Artigo
Damage, reorganization, and abnormal neocortical hyperexcitability in the pilocarpine model of temporal lobe epilepsy
Fecha
2002-01-01Registro en:
Epilepsia. Malden: Blackwell Publishing Inc, v. 43, p. 96-106, 2002.
0013-9580
10.1046/j.1528-1157.43.s.5.31.x
WOS:000177445900018
Autor
Sanabria, Emilio Rafael Garrido [UNIFESP]

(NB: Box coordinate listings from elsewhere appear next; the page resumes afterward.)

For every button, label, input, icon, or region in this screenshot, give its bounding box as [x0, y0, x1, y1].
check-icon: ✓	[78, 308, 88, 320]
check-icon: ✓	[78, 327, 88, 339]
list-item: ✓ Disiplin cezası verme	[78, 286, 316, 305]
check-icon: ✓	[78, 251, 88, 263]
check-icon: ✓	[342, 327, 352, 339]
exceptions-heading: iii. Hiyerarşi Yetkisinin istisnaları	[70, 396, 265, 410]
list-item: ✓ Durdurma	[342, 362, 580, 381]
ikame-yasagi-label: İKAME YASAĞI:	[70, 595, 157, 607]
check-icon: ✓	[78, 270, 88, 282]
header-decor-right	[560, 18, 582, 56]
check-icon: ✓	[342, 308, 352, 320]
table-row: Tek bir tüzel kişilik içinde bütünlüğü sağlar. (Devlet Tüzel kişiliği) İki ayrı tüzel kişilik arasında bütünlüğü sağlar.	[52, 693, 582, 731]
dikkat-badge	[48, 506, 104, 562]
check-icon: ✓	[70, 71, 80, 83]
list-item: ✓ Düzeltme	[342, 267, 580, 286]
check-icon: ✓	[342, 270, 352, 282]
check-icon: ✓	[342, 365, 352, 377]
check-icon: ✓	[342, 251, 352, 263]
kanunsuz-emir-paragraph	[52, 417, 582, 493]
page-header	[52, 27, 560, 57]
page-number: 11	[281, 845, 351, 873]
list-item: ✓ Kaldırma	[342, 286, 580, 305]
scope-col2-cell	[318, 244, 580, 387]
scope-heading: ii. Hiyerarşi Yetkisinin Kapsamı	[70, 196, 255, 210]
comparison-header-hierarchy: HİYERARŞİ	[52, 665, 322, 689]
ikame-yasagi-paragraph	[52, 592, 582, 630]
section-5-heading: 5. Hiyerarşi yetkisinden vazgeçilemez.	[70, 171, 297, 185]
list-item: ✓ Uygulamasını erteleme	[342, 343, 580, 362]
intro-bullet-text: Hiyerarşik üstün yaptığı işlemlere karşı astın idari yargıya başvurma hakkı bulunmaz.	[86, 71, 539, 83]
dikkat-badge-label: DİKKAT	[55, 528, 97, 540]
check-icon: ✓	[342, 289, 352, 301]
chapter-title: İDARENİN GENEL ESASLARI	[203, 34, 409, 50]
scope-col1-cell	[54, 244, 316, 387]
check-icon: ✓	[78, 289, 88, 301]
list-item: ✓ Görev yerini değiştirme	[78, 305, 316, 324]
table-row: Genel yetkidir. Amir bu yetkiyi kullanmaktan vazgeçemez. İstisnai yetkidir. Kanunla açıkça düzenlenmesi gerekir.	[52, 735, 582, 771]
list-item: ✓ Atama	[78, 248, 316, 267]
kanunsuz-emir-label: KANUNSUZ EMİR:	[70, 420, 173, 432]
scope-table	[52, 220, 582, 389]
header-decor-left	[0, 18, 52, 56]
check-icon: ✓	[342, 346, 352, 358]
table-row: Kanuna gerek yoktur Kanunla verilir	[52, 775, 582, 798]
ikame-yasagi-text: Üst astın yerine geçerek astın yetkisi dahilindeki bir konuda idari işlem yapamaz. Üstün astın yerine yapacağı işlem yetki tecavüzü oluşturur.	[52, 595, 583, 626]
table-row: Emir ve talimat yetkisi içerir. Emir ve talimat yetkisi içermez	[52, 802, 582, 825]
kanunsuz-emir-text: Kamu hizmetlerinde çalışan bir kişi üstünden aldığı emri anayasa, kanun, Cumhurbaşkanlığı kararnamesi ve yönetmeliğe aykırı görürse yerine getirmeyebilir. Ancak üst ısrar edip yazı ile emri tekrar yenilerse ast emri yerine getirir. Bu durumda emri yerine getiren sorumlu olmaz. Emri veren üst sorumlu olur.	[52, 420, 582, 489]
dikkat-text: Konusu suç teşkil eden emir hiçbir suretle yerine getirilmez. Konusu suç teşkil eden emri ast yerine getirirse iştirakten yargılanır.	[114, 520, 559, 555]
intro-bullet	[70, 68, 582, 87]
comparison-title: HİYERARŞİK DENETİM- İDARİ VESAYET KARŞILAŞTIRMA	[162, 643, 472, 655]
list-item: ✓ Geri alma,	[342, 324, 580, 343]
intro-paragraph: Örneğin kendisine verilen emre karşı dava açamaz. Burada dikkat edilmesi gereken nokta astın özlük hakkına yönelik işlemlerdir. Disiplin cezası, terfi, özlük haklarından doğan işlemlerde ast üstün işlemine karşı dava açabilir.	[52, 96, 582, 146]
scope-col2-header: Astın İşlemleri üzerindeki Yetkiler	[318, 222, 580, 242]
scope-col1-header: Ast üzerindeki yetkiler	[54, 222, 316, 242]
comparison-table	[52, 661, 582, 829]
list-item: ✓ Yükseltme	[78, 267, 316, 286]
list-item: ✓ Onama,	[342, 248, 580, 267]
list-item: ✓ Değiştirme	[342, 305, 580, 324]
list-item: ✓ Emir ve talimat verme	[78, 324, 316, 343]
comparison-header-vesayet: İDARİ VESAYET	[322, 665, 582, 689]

Silva, Alexandre Valotta da [UNIFESP]
Spreafico, R.
Cavalheiro, Esper Abrão [UNIFESP]
Institución
Resumen
Purpose: Clinical, neuropathological, and electro-physiological data have shown that limbic structures are involved in the pathogenesis of temporal lobe epilepsy (TLE). in most cases, limbic-originated seizures frequently spread to extrahippocampal areas. It is unclear whether such distant circuitries, especially the neocortex, exhibit abnormal electrophysiology as consequences of a chronic epileptogenic process. the present research studied neuropathological abnormalities and in vitro electrophysiological properties of sensorimotor neocortex in pilocarpine-treated epileptic rats.Methods: Adult epileptic animals showing six to seven seizures/week and saline-injected rats were selected for neurohistology. Coronal sections were sampled throughout the anteroposterior extent of the diencephalon and stained with cresyl violet (Nissl). Immunocytochemistry (ICC) was performed using anti-neurofilament (SMI-311) antibody. Extracellular (layer II/III) and intracellular (layer V) recordings were per-formed in coronal sensorimotor neocortical slices. Several electrophysiological aspects were examined such as evoked responses, intrinsic properties, and firing patterns of layer V pyramidal cells.Results: Niss1 staining showed a significant decrease of cortical thickness in epileptic rats when compared with controls, particularly in superficial layers (II-IV). Such abnormalities were also revealed by SMI-311 staining. SMI-311-labeled dendrite arborizations were more complex in layers I-II of epileptic rats. Epileptic rats manifested several abnormalities in extracellular field responses including hyperresponsiveness and presence of alpha-amino-3-hydroxy-5-methyl-4-isoxazole-propionate (AMPA)-mediated polysynaptic activity. Although no significant changes were observed concerning passive intrinsic properties, it was possible to detect a higher proportion of bursting neurons distributed in layer V (60%) of epileptic rats compared with 22% in control slices.Conclusions: Taken together, our findings indicate damage, reorganization, and chronic hyperexcitability of sensorimotor neocortex in experimental TLE.